Ana Miranda: O direito à ficção

Escrito por Redação ,

Eu abria um livro, lia as páginas, sonhava, imaginava, ia me entregando, me encantando, pensava que aquele fascínio era meu e de poucas pessoas com o mesmo gosto e a mesma sensibilidade.

Era uma sensação tão boa que, menina, mocinha, eu pensava que podia haver ali algo de proibido, transgressor, mesmo de pecado, os romances me mostravam secretamente tudo o que eu queria saber e ninguém conseguia me dizer.

Um dia, li um texto que o nosso maior pensador, Antonio Candido, nos deixou; no qual ele diz que a ficção é um direito de todas as pessoas, e isso me surpreendeu. Eu nunca tinha pensado na ficção como um direito humano.

Nenhuma pessoa no mundo, nenhum povo, pode viver sem a ficção, ele diz. Sem viver a experiência da imaginação. Dia e noite. Todos nós sonhamos todas as noites e nenhuma pessoa pode passar um dia inteiro sem momentos de imaginação.

Vivemos a ficção quando contamos algo que nos aconteceu, algo que vimos acontecer, quando ouvimos uma canção, quando assistimos a um filme, a uma novela de televisão, quando debatemos sobre um problema da família vizinha, ou quando, apaixonados, entregamo-nos a devaneios, quando temos um desejo, quando lemos um romance...

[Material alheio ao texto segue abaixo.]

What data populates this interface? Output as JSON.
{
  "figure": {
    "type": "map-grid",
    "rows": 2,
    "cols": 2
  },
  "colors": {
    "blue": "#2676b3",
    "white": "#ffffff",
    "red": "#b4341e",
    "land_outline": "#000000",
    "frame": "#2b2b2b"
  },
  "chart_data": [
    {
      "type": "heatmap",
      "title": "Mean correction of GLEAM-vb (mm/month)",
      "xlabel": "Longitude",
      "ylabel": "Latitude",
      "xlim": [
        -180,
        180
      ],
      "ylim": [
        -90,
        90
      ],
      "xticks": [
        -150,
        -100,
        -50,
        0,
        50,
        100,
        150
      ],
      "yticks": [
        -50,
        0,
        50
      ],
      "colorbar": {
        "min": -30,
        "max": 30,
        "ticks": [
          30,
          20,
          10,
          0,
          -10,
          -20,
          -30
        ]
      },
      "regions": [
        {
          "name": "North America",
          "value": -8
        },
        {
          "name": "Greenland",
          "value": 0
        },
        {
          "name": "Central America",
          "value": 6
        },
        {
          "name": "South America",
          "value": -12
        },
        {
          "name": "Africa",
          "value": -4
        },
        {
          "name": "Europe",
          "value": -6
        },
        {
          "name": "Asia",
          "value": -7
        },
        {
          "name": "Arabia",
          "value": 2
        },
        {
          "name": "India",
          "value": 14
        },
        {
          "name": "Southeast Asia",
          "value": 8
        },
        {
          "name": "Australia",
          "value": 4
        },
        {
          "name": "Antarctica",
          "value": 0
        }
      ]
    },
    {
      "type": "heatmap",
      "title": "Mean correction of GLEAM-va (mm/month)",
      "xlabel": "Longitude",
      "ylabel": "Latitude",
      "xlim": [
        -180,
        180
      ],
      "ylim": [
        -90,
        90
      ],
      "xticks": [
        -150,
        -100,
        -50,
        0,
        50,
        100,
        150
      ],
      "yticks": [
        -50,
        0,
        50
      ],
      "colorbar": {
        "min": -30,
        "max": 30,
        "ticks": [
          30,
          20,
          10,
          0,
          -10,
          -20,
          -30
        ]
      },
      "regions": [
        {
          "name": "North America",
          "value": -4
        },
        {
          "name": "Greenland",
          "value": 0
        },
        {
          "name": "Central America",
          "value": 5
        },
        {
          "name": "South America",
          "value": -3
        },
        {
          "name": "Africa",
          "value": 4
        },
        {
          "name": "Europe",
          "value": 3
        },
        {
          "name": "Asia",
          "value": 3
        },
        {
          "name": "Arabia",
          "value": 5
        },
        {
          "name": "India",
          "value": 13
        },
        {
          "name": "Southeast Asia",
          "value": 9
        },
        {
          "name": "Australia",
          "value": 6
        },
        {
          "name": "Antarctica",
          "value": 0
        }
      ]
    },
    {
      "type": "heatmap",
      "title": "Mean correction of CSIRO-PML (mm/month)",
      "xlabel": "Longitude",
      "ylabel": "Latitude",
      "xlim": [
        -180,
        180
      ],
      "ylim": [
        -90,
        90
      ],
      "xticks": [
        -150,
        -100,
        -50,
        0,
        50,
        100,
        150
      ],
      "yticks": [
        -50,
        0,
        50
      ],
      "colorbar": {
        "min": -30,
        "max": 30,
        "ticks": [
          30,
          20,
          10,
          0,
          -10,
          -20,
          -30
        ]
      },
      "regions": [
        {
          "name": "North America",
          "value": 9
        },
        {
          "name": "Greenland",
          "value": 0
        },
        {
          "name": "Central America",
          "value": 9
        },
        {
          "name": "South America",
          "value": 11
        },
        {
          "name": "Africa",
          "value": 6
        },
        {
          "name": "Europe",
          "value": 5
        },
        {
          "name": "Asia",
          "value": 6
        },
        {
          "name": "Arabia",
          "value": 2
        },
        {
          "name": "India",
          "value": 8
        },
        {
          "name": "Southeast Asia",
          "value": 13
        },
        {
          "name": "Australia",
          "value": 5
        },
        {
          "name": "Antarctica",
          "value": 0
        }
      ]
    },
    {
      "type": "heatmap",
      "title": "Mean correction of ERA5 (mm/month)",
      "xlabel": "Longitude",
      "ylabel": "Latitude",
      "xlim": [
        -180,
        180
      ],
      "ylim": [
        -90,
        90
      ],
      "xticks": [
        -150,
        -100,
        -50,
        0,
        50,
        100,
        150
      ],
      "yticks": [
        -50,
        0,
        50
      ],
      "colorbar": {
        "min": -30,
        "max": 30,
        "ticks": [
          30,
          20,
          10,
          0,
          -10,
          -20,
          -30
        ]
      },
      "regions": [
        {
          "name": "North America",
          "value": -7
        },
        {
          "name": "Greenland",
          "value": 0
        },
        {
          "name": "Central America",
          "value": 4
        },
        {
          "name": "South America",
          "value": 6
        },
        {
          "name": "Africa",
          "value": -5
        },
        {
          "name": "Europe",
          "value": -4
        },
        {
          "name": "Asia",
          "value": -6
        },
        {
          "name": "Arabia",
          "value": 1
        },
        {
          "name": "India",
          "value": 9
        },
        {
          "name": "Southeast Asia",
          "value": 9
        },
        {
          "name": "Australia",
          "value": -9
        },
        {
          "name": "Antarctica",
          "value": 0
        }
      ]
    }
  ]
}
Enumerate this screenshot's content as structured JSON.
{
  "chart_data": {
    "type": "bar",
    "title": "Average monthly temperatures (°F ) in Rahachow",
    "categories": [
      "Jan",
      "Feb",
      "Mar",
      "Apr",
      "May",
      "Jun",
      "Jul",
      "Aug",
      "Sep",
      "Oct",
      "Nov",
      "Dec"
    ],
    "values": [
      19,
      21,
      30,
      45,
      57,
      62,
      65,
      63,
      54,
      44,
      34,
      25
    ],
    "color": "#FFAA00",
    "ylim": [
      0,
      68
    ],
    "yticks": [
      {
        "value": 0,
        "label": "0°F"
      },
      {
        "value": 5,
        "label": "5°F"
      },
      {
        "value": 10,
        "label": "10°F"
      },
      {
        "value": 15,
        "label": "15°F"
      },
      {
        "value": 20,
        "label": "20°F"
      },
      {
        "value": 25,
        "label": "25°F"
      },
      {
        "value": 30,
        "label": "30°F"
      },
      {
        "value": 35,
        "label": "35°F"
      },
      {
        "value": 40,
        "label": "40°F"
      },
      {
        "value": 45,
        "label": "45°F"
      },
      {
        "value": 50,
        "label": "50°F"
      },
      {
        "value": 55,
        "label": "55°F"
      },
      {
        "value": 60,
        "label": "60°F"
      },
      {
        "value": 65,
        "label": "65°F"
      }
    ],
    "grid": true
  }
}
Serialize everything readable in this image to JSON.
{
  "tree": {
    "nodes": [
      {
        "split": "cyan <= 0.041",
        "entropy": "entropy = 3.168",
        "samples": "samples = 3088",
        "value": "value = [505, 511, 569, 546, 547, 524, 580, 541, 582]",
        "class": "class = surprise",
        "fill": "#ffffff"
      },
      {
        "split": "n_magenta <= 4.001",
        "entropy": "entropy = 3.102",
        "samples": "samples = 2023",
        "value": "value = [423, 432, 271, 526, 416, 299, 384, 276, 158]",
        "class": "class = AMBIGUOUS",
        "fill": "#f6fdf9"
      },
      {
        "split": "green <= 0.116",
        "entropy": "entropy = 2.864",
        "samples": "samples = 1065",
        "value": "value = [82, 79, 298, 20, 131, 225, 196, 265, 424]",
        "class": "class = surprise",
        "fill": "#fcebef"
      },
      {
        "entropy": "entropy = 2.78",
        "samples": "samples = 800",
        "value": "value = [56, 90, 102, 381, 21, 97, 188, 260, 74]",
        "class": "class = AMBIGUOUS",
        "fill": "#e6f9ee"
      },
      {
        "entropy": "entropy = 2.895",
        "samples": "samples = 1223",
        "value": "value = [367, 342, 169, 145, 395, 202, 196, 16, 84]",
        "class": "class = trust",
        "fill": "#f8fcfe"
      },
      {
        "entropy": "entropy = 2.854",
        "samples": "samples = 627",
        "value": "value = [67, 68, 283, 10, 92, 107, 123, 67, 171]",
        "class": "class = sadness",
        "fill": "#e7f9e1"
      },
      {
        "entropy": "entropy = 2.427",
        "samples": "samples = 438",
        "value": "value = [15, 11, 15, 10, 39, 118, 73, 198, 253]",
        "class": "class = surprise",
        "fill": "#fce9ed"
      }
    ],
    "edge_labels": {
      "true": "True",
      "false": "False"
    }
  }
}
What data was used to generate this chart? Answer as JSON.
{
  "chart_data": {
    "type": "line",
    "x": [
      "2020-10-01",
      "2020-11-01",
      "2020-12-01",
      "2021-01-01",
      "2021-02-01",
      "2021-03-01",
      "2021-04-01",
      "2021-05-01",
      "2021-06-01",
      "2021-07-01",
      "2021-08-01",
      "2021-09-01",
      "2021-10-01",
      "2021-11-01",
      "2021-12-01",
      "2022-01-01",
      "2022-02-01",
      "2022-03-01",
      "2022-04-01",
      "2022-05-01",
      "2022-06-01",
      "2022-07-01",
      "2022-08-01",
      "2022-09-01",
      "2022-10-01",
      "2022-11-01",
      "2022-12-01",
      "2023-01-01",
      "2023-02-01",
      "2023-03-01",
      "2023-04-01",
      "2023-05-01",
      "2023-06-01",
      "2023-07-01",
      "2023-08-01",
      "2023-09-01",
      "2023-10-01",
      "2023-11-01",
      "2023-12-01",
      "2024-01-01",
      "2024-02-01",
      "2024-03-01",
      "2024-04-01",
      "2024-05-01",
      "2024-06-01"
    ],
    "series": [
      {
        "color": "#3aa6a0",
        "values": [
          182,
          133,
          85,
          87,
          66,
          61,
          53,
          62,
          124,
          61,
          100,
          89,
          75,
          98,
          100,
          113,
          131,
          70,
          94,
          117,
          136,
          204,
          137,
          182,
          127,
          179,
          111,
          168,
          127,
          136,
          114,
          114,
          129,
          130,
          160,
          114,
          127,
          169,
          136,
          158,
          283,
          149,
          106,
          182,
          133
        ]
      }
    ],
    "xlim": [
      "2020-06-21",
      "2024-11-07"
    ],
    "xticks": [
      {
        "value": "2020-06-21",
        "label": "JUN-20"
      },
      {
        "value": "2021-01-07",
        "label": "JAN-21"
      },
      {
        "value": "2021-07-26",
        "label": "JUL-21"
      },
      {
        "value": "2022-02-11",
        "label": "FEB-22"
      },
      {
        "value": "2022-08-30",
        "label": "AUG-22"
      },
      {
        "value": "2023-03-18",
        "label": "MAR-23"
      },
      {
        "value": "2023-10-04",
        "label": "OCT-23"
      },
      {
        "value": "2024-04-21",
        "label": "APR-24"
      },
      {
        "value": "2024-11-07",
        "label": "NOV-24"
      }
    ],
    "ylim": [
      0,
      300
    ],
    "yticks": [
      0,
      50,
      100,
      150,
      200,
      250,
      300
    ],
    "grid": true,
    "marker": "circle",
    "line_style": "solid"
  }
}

A literatura de ficção "parece corresponder a uma necessidade universal, que precisa ser satisfeita e cuja satisfação constitui um direito", são palavras de Antonio Candido. Assim como não teremos equilíbrio emocional se não sonharmos, não teremos equilíbrio social sem a literatura, ou a ficção.

A própria vida parece uma ficção. Inúmeras foram as vezes em que alguém chegou perto de mim e disse "minha vida daria um romance!". Sempre que me perguntam se sua vida daria um romance, digo que sim. Todas as vidas dariam um romance.

E me perguntam se o livro vai acabar. Eu respondo, Claro que não! Quanto mais inteligente e desenvolvida a humanidade, mais ela vai precisar do livro, seja de papel, virtual, ou outro meio ainda não inventado, como suporte para a literatura, a ficção, o conhecimento, o sonho.